From: <mni...@mo...> - 2004-03-31 13:24:53
|
My additions below. I'm thinking for testing we should schedule a time frame and try to get everyone on the irc channel, to discuss what we see. I guess from 9:00pm EST to 12:00 pm EST is good for me. Here is the updated to-do list (as promised). Please feel free to pick something you like off the list, send an email to this list (-devel), and let us know what you're working on.
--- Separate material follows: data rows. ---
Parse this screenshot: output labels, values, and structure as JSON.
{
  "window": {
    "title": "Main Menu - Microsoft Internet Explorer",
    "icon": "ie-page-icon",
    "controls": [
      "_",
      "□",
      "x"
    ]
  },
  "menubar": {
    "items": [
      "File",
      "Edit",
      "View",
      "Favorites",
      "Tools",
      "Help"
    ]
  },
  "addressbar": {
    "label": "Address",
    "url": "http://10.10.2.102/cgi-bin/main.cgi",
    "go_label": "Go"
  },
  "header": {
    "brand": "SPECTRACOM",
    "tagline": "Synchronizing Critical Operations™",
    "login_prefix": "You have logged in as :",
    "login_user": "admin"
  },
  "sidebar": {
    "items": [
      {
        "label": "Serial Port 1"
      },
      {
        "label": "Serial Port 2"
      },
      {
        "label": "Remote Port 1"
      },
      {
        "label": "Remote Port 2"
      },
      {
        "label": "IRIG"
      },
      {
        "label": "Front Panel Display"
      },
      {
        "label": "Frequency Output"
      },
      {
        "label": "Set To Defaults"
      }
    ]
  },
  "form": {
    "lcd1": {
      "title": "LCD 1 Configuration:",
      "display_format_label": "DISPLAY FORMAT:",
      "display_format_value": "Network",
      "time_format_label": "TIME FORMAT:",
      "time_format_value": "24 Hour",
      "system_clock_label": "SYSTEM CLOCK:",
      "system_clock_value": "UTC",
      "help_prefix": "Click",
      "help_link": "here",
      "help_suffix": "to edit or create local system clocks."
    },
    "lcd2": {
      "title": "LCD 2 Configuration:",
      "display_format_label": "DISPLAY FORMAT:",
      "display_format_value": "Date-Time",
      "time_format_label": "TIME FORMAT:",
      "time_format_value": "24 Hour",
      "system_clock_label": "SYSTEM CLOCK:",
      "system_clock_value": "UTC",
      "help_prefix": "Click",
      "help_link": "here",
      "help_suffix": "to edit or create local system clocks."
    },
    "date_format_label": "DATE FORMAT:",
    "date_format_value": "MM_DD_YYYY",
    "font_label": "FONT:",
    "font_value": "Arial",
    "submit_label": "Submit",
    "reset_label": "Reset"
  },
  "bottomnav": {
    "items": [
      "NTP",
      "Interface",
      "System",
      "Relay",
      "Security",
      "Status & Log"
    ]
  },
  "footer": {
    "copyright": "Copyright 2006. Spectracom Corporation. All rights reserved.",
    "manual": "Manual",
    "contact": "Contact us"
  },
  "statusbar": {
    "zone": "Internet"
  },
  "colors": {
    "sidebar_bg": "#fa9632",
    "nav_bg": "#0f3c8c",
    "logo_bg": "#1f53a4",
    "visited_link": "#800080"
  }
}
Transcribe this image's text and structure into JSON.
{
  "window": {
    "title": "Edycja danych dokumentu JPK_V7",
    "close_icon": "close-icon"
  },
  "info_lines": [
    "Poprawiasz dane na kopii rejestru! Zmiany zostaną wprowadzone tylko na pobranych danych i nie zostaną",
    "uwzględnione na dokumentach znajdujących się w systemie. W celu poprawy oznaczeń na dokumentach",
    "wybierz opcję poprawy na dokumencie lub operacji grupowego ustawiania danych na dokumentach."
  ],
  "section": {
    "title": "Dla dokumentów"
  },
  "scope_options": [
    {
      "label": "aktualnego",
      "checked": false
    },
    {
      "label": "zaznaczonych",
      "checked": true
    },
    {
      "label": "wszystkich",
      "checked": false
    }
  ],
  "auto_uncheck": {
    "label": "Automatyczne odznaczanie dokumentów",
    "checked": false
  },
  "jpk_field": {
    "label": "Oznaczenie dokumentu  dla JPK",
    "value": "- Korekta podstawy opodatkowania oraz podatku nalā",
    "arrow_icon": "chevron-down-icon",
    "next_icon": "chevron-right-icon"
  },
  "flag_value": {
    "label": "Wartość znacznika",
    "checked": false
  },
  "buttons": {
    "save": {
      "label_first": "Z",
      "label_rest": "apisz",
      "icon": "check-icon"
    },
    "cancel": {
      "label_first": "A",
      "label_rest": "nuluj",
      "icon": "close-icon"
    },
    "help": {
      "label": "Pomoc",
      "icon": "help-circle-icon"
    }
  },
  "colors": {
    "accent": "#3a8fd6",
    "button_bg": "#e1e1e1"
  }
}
Harvester: (indexer.pl) my additions although I've been a little out of the loop lately. ----------------------- o indexer doesn't completely store data in the local db files. for instance, the urls are stored, but not the text linking to those urls (the linked text should be stored with each url) (open) o there are a lot of index types missing (header text, small text, strong text, etc, etc) (open) o fix pick_lanquage method (Eric) o test and select an html parser (HTML:Parser,XML::Parser, TokeParser, Pull Parser) based on efficency (Ilya). o methods for determining font clashes (open) o renaming of all classes, methods to reflect current naming convention. (mojo) Controller: (master.pl) ----------------------- o Controller needs to check for "nastigrams" - charactors and such that could cause the Controller to execute commands on behalf of the user it is running as. (open)(mojo) o Methods for toggling states, re-indexing, etc (open). o Patch needed to make Controller only allow checkout of a max number of urls per Harvester, so we need to check how many they currently have checked out, and get the difference. (open) Queue Processor: (queue.pl) ------------------------- o add a queue processing agent that goes through the db files sent by the harvester to the controller and parse the data out and put it in the index tree. (open) Queue Maintainer: (maintainer.pl) ---------------------------- o Agent that runs independently of other programs, goes through the state db's and finds urls that need reindexing, and re-injects them into the queue by changed it's state (and moving it to the corresponding state db). (open) General ----------------- o TESTERS! We need your bandwidth! This is an easy way to get involved! (EVERYONE) o Should we try a certain time and have every one join # sprawler. o Design good user interface for web front end (open) o general error checking and code robustness. (open) |